For now, at least, I’m done with my part for The Amazing Age of John Roy Lynch, my forthcoming picture book biography (published by Eerdmans) of a guy who in 10 years went from teenage field slave to U.S. congressman during the Civil War and Reconstruction.
This one has already had a long history. I completed my first draft in early 2007, sold it to Eerdmans two years ago this month, and made a research trip to Mississippi and Louisiana this past spring, along the way visiting the plantation where he was born, the mansion where he was a house slave, and the old Mississippi capitol building, where he began his political rise in his early 20s and soon thereafter served as Speaker of the Mississippi House of Representatives.
My first immersion in my research materials occurred close to five years ago, and in conjunction with revisions and my research trip, I’ve gone back in up to my neck over the past year. But as of late July, with the completion of a revision, with the addition of a brief author’s note and “for additional information” section, the manuscript is done (or “done,” as I’ve come to accept through my experiences with my first three books), awaiting the illustrator’s half of the magic. So, that was that, right?
Not quite. I love researching, but after two deep dives for this project, I’m not interested in doing a third when The Amazing Age of John Roy Lynch is published. Reconstruction itself is a major presence in this story, and I don’t want to have to reacquaint myself with the details — which are as complex as they are essential to an understanding of U.S. history — in order to get the facts just right when producing essays, articles, blog posts, etc. in support of the book’s publication.

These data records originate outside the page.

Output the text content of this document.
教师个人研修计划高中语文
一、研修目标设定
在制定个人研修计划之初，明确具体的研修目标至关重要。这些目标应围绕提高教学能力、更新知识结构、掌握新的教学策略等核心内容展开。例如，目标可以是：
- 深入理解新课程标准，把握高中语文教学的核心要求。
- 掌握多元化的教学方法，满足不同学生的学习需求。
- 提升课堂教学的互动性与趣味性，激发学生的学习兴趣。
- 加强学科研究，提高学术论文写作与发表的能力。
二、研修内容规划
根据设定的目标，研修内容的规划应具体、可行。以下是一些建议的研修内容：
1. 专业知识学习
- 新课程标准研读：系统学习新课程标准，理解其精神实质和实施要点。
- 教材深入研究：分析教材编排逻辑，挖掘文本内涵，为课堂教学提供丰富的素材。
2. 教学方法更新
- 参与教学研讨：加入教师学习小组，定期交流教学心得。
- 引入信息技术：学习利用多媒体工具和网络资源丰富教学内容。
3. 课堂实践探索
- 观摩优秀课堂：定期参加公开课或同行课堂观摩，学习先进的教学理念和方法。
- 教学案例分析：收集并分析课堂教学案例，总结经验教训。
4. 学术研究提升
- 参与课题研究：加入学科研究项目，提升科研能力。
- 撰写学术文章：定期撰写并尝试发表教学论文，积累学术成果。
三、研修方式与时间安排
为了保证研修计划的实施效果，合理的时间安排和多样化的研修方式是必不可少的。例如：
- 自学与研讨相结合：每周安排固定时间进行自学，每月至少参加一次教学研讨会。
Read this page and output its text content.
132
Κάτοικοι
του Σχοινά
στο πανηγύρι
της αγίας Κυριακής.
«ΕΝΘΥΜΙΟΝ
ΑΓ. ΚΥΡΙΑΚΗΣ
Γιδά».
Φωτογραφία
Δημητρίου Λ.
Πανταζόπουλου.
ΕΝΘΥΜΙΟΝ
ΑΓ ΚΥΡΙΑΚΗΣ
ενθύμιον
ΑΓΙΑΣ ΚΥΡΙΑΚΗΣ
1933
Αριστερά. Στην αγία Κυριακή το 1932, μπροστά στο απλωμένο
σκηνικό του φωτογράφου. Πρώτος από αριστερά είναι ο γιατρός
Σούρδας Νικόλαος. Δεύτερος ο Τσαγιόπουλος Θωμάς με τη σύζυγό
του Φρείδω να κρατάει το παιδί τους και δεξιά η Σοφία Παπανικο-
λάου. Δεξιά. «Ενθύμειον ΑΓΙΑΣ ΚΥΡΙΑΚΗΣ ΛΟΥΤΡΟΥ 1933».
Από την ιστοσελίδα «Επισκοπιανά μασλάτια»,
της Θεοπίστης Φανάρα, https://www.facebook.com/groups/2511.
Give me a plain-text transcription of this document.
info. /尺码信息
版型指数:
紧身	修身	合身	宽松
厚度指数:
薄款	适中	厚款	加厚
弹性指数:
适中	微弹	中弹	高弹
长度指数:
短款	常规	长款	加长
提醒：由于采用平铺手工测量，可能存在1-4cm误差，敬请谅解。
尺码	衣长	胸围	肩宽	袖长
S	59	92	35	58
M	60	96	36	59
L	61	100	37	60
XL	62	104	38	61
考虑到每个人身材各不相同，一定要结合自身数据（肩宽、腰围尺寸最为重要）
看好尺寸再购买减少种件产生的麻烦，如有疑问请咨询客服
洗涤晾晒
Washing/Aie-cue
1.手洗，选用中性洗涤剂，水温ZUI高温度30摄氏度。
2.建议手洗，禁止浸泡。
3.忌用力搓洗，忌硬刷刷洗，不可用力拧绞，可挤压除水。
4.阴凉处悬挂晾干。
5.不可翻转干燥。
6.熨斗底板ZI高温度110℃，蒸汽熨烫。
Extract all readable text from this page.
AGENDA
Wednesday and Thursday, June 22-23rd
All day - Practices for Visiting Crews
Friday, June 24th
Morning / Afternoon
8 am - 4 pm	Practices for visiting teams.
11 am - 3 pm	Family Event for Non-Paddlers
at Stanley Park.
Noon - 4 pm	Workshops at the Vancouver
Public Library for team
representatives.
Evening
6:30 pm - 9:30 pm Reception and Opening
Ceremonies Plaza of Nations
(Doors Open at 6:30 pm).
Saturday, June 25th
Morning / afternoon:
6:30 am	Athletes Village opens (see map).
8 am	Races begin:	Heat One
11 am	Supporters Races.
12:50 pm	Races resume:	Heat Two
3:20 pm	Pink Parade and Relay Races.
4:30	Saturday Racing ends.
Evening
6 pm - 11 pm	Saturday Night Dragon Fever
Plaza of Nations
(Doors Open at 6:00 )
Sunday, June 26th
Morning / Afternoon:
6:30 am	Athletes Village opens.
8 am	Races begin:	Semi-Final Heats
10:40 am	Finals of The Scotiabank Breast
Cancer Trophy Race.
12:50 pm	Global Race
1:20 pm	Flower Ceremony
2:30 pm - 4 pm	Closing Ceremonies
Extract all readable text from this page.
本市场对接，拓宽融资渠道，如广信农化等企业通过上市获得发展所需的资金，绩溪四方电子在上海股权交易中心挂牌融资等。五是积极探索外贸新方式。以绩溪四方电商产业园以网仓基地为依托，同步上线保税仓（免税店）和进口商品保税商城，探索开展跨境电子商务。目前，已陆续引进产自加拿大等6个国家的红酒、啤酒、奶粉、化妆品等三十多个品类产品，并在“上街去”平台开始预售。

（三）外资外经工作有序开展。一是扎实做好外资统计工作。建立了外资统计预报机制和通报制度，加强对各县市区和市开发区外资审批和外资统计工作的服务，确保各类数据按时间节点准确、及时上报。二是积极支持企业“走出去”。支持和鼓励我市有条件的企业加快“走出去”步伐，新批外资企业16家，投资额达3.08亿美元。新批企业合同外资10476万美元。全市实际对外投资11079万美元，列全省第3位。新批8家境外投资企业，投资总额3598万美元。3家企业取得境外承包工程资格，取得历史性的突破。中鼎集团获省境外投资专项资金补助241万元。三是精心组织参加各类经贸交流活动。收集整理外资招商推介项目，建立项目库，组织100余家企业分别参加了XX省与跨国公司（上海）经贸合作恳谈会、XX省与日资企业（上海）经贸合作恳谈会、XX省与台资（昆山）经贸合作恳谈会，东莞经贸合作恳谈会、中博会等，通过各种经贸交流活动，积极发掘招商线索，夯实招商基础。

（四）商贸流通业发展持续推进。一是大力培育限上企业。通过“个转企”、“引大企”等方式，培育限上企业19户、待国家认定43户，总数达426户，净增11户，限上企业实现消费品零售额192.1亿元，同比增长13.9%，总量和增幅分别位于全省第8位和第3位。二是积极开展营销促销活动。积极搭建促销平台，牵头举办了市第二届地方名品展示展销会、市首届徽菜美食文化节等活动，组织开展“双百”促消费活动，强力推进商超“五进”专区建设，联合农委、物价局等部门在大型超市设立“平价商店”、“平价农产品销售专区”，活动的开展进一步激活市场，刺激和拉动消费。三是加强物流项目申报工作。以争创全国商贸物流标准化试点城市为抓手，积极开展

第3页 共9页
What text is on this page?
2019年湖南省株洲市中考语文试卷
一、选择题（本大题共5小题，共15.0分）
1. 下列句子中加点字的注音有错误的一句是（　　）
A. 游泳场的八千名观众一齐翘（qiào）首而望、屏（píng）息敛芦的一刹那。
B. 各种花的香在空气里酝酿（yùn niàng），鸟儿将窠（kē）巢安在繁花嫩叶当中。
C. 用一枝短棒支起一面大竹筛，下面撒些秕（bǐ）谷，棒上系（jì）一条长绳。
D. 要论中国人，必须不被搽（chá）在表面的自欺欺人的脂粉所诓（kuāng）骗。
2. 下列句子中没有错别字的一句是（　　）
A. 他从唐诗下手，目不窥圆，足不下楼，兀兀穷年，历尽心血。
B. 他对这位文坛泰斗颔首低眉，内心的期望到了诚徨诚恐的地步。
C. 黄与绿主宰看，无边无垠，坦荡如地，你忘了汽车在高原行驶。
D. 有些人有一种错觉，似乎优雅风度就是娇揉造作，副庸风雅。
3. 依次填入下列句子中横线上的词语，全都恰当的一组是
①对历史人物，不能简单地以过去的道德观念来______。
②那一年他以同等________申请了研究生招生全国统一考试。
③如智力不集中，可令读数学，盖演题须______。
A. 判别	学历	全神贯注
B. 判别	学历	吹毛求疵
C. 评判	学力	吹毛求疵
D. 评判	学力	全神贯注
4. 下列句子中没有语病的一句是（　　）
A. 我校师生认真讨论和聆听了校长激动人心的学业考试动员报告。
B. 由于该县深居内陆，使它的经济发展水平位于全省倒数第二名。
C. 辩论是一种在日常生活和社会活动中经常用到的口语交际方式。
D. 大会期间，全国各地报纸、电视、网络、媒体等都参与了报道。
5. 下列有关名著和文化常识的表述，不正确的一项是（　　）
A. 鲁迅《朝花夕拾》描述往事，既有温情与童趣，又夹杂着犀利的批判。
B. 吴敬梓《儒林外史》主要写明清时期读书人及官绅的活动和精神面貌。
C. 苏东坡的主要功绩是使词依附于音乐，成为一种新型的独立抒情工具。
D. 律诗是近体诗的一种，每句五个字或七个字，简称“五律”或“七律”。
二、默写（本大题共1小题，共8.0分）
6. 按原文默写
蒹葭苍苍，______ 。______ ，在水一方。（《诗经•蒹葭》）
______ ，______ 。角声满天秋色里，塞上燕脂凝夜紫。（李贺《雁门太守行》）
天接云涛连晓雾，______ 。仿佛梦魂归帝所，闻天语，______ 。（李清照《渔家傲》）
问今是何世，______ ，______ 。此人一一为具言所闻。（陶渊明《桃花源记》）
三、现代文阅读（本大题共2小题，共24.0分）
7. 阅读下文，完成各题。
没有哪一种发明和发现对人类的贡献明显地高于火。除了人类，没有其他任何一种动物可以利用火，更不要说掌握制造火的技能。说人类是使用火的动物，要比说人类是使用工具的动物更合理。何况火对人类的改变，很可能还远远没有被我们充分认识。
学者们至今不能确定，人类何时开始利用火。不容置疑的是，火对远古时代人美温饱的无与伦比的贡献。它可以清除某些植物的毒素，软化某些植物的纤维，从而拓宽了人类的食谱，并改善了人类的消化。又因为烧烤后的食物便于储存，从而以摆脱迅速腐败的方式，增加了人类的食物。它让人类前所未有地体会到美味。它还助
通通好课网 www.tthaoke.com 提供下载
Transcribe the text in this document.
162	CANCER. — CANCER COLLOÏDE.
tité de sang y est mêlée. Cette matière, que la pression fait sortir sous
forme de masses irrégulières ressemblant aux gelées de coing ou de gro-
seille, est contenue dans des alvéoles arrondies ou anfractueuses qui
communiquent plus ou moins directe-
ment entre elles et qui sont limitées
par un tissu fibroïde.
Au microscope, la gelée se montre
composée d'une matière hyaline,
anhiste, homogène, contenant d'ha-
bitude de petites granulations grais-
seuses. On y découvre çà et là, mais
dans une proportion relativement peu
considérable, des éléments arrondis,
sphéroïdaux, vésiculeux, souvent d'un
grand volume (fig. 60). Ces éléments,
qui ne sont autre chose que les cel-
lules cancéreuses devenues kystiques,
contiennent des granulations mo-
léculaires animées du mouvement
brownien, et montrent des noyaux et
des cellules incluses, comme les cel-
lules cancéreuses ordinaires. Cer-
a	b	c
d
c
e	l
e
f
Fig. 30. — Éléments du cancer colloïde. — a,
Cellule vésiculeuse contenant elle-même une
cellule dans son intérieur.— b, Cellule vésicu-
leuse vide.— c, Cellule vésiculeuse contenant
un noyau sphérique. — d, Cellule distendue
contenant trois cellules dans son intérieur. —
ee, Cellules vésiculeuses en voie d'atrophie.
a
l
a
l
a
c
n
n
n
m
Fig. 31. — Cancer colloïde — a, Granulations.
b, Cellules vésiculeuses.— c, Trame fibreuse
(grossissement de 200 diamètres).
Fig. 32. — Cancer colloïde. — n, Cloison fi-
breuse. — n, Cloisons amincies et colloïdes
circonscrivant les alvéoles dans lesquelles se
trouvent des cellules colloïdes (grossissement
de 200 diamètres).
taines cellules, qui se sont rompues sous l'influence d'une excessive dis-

So, I’ve written them now. I’ve produced a detailed bibliography that will most likely be published only online. I’ve put together a five-page timeline tying together key events in John Roy Lynch’s early life with the milestones of Reconstruction in Mississippi and on the national stage. And I’ve written a few long pieces about the subject and my writing of the book, all ready to be removed from cold storage in a couple of years, give or take.
My final act has been to go over my research contacts for this project to make sure that everyone has been properly thanked (well, as properly as is possible before there are copies of the finished book to send out) for their contribution to my efforts to tell Lynch’s story. Sure enough, I found a couple of key people that I had overlooked, so I’ve sent thank-you notes to them. My momma raised me right.
Now, I wait for the illustrations. And move on to the next thing.
Congratulations, Chris! I can’t wait to see the finished book.
Thanks, Cyn! (And me, too…)
Wow, congratulations on completing the research and manuscript! You and I seem to have a similar goal in our writing. I have a degree in U.S. History with an emphasis in Civil Rights and Native American History. I had planned on pursuing my Masters and PH.D in History, yet I took a different road in life. Becoming an elementary school teacher and elementary librarian, I became more suited to write children’s books.
I grew up doing family research while visiting family in N.C.; I guess the love of History started early in my life. My first book of a social studies picture book will be out this October (1 book for each state). Main character is a tumbleweed, with three other characters that travel inside him exploring the geography and history of each state.
My next project, while in the middle of completing the series, is a biography on the descendants of Wyatt Earp. The Great, Great Grandson of Wyatt Earp resides in my home town. Wyatt and his brothers settled in the Cajon Pass area, in Southern California and most of the family members have continued to live in the High Desert.
Sorry writing such a long comment, but writing and History is my life.